How am I supposed to beat that sort of experience?  The answer is the post title: going above and beyond.  I need to volunteer(like crazy) over the next two years in environmental action, environmental restoration, and other environmental groups if I even have a shot of getting into a program invovling environmental field work.  And so, the next few months?  I’ve asked to volunteer with the Buffalo-Niagara Riverkeepers; The Alzheimer’s Walk, and Habitat for Humanity.  Don’t forget about my AIDS Ride for Life campaign either – I certainly haven’t.

But I’m not doing these things just because I want to get into graduate school.  The only difference in my volunteering habits this year, is that I’m trying different organizations.  I want to be a leader.  And you should, too.  A lot of Christian organizations are all over the place, helping people(Habitat is one!).  Why don’t we have similar groups?  Organizations?  We should be the leaders, without a doubt – we care about the earth AND its animals, plants and people.  Is it our inherent distaste of hierarchy?

Remember that reputation of Wicca and paganism I’m always talking about.  It doesn’t really matter if it’s known that we’re pagan – unless it comes up, of course.  What’s important is that between the Gods and you, you have an agreement – that you will help their children, and they will help you.

Blessed be!

Collecting Knowledge – Old Books

Does anyone else have the underlying feeling that if they just collect the old books and the classics, the videos and the DVDs, and fill their surroundings with “intelligence,” it might rub off?  There has to be something in the idea, I know more people than myself do it.

I will occasionally pick up one of my “smart people” books – whether it’s a classic like John Milton’s Paradise Lost or a total nerd book like Neuroscience in Medicine – and read or skim my way through some parts.  I’m no better with pagan books – I love resource guides like Cunningham’s Magical Encyclopedia of Herbs(not sure on the name there).

It’s really cool to start using them though!  And being around someone else’s collection – whether you’re in a library or a church or someone’s house – is fascinating!  I’m housesitting right now, so I look up and I see all of these plant and math and business and classic books of literature.  It just makes me so happy that for these two weeks, I have the opportunity to surround myself with knowledge and learn something new every day.

Magically, does this have any influence?  I’d say it does.  A brand new book doesn’t have any sort of energy really attached to it, except the new book smell.  But handling a book creates an interaction – reading is projective(You’re speaking those words, either in your mind or aloud).  And as my high priest says, where attention goes, energy flows.  And so, we’re in essence, charging the book.  Used books come pre charged, if you will.
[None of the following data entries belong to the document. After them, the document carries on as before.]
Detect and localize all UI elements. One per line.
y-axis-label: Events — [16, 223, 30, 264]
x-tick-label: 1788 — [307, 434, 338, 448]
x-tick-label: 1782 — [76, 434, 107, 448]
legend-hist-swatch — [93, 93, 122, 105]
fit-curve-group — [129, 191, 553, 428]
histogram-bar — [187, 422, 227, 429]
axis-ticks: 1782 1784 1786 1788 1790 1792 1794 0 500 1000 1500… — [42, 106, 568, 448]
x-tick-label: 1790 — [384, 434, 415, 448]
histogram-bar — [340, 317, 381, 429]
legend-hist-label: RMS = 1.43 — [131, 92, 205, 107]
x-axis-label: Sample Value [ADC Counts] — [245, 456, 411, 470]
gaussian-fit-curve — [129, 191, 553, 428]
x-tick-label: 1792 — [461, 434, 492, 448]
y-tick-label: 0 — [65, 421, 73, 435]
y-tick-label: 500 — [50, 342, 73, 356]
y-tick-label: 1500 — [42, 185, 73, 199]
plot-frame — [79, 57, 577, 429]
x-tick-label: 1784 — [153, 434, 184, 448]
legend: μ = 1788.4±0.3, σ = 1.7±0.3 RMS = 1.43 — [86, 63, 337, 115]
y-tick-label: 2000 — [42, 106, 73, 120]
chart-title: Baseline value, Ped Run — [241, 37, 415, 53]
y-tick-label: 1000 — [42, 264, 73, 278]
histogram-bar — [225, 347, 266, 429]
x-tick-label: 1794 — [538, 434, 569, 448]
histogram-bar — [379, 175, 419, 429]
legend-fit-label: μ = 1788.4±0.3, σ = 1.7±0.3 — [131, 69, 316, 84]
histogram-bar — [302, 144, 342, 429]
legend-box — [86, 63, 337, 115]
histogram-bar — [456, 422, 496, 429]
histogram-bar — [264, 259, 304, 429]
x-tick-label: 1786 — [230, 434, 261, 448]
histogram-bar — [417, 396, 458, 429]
And then you’ll be sleeping in the room with that book.  Or playing on your computer with that book.  Or at least, in the same house as that book.  Which is now reinforcing what you learned.

So, if you find old books that represent something you want in your life, think about purchasing them.  They might *actually* help your motivation towards learning new things.

The Cleansing

To come back briefly to cleansing: be careful what you wish for.

On Lammas, I performed a ritual, and somewhere within there, I asked to be cleansed and purified and strengthened.

I came back home to find a bad sinus headache, stomach ache combination; and sweating and everything else.  My body was rebelling against its own existence.  But when it was over – maybe a half an hour, or an hour of pain – it felt so very nice.

That is how my body cleanses.  I hope yours does it in a slightly less painful way.